In the second phase of FANTOM5, efforts were made to measure the dynamics of promoter and enhancer usage across mouse and human cellular differentiation and in response to stimuli (Arner et al. 2015). The addition of additional cell states allowed us to extend the FANTOM5 enhancer atlas with roughly 20,000 enhancers and to study their dynamics, alongside with that of gene promoters, in detail. Surprisingly, when focused on early response dynamics, we observed a highly generalized regulatory program across time courses. Regardless of cell type in focus or stimulus, and although few enhancers were shared between systems, enhancers generally responded very rapidly (at 15-45 minutes after stimulus), shortly followed by increased transcription of transcription factor genes. Non-transcription factor genes were, in general, activated later in the time course. Notably, regulatory targets of enhancers often showed a lagged response in transcriptional activation. These results suggest a general cascade of regulatory events, in which enhancers, although the agents differ between cellular systems, are the key players that first respond to changes in cellular environment.

Outlook

The ability to locate enhancers from their produced RNA has important implications: because RNAs are much more abundant than DNA in cells, it is possible to locate enhancers in typical biopsies from living patients, with obvious importance for medical research. Secondly, the large array of molecular biology methods that work on RNAs can be applied. For instance, it is possible to use PCR-based methods to measure the usage of enhancers once located.

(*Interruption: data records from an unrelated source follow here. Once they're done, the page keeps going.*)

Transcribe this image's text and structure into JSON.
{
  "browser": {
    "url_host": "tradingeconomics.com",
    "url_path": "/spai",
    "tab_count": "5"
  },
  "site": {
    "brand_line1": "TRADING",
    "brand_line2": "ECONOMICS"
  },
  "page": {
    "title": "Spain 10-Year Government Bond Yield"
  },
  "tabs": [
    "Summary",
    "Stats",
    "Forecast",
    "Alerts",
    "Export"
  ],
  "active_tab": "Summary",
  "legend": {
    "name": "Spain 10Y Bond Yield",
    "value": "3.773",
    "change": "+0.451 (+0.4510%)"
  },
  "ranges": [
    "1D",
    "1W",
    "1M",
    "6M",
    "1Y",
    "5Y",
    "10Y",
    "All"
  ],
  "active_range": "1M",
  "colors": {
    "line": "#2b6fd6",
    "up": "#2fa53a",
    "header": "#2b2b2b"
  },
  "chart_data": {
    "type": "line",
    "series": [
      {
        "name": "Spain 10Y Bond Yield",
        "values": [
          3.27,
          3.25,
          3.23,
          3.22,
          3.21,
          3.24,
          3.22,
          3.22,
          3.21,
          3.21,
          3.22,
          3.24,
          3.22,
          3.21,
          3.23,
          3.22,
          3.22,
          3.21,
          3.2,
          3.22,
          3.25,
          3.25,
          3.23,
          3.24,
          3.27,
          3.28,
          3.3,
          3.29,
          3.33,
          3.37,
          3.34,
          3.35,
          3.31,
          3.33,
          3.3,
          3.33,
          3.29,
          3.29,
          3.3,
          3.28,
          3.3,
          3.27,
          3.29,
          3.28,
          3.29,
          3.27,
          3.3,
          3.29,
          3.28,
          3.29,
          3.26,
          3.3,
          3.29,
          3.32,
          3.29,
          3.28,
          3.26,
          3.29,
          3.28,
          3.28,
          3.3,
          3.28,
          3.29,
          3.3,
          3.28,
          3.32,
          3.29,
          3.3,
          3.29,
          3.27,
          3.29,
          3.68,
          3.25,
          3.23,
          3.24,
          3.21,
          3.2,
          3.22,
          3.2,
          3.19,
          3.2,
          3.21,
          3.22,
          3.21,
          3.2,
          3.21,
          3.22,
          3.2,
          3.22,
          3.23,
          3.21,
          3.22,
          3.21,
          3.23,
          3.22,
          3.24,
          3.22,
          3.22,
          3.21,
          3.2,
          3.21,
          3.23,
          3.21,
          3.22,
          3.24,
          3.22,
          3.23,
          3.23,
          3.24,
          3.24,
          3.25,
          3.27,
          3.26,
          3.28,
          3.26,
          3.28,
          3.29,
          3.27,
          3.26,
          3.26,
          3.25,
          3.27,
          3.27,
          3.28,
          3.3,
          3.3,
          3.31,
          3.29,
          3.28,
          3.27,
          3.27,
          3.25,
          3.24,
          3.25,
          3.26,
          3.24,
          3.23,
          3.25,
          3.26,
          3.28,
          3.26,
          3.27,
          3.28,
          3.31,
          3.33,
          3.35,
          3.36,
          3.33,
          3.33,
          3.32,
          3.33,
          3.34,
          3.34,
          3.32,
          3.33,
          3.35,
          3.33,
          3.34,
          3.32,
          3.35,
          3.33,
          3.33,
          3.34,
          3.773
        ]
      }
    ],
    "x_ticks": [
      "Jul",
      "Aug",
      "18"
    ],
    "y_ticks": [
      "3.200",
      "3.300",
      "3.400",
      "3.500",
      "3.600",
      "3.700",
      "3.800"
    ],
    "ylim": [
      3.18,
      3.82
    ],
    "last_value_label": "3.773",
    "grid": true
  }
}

Why do enhancers produce eRNAs? Although functional roles for eRNAs have been suggested (Lam et al. 2014), these claims are based on anecdotal observations and a general functional attribution is debatable. While individual exceptions may exist, eRNAs as a group are rapidly degraded by the exosome, a enzymatic complex that degrades RNAs from their 3’ ends (Andersson et al. 2014). At the same time, eRNAs are typically not conserved across species. Thus, if eRNAs as a group are functional, their function must not rely on copy number or specific sequence. We find it equally likely that eRNAs are a consequence of enhancer action, which could be called biological noise.

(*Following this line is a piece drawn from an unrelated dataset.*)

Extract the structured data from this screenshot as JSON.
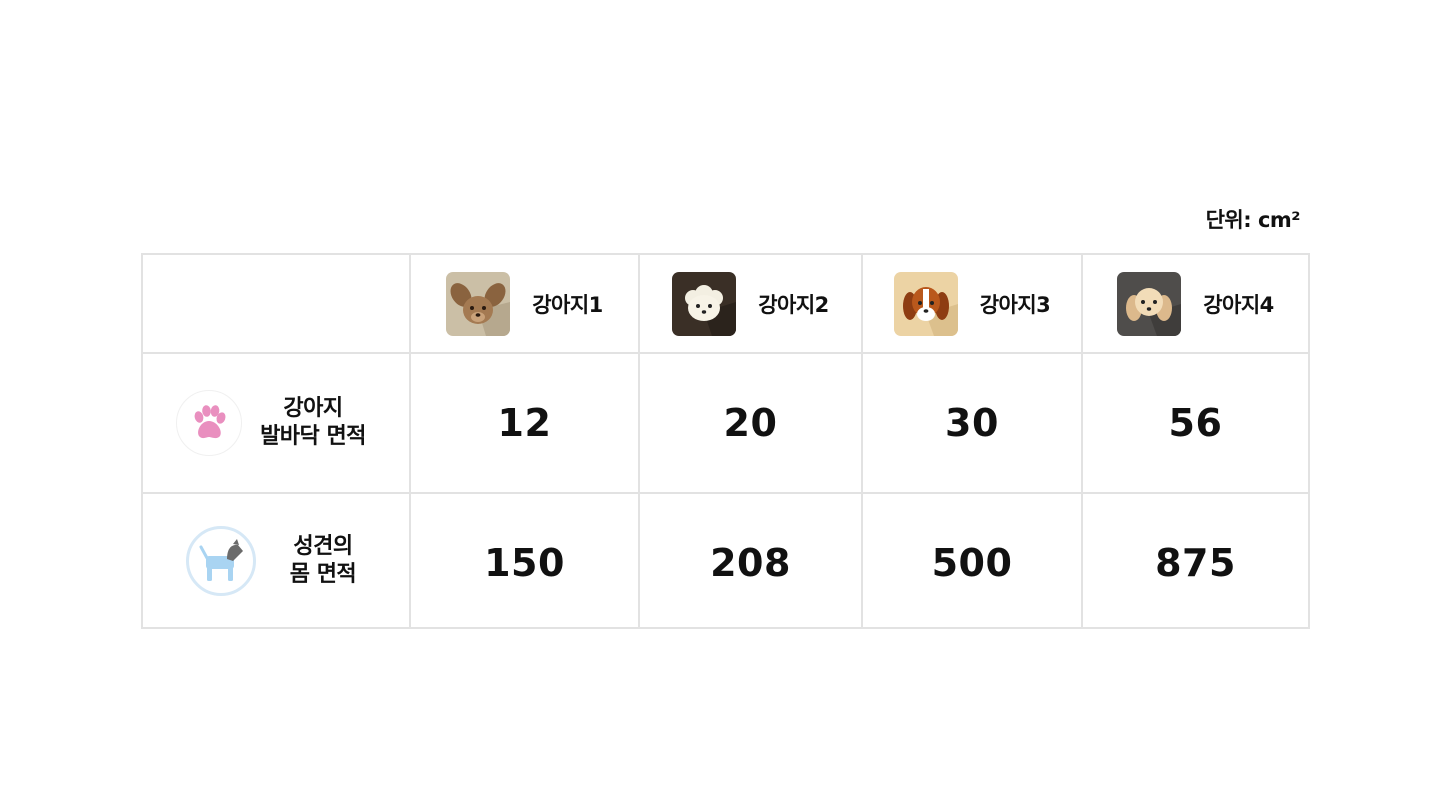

Regardless of their potential function, it is clear that eRNAs are highly useful in understanding enhancer action and transcriptional regulation in general.

References

Arner E, et al. 2015. Transcribed enhancers lead waves of coordinated transcription in transitioning mammalian cells. Science 347: 1010–1014.

Lam MTY, et al. 2014. Enhancer RNAs and regulated transcriptional programs. Trends in Biochemical Sciences 39: 170–182.

Andersson R, et al. 2014. An atlas of active enhancers across human cell types and tissues. Nature 507: 455–461.

FANTOM Consortium and the RIKEN PMI and CLST (DGT). 2014. A promoter-level mammalian expression atlas. Nature 507: 462–470.

Kheradpour P, et al. 2013. Systematic dissection of regulatory motifs in 2000 predicted human enhancers using a massively parallel reporter assay. Genome Res 23: 800–811.

The ENCODE Project Consortium. 2012. An integrated encyclopedia of DNA elements in the human genome. Nature 489: 57–74.

Kanamori-Katayama M, et al. 2011. Unamplified cap analysis of gene expression on a single-molecule sequencer. Genome Res 21: 1150–1159.

Kim T-K, et al. 2010. Widespread transcription at neuronal activity-regulated enhancers. Nature 465: 182–187.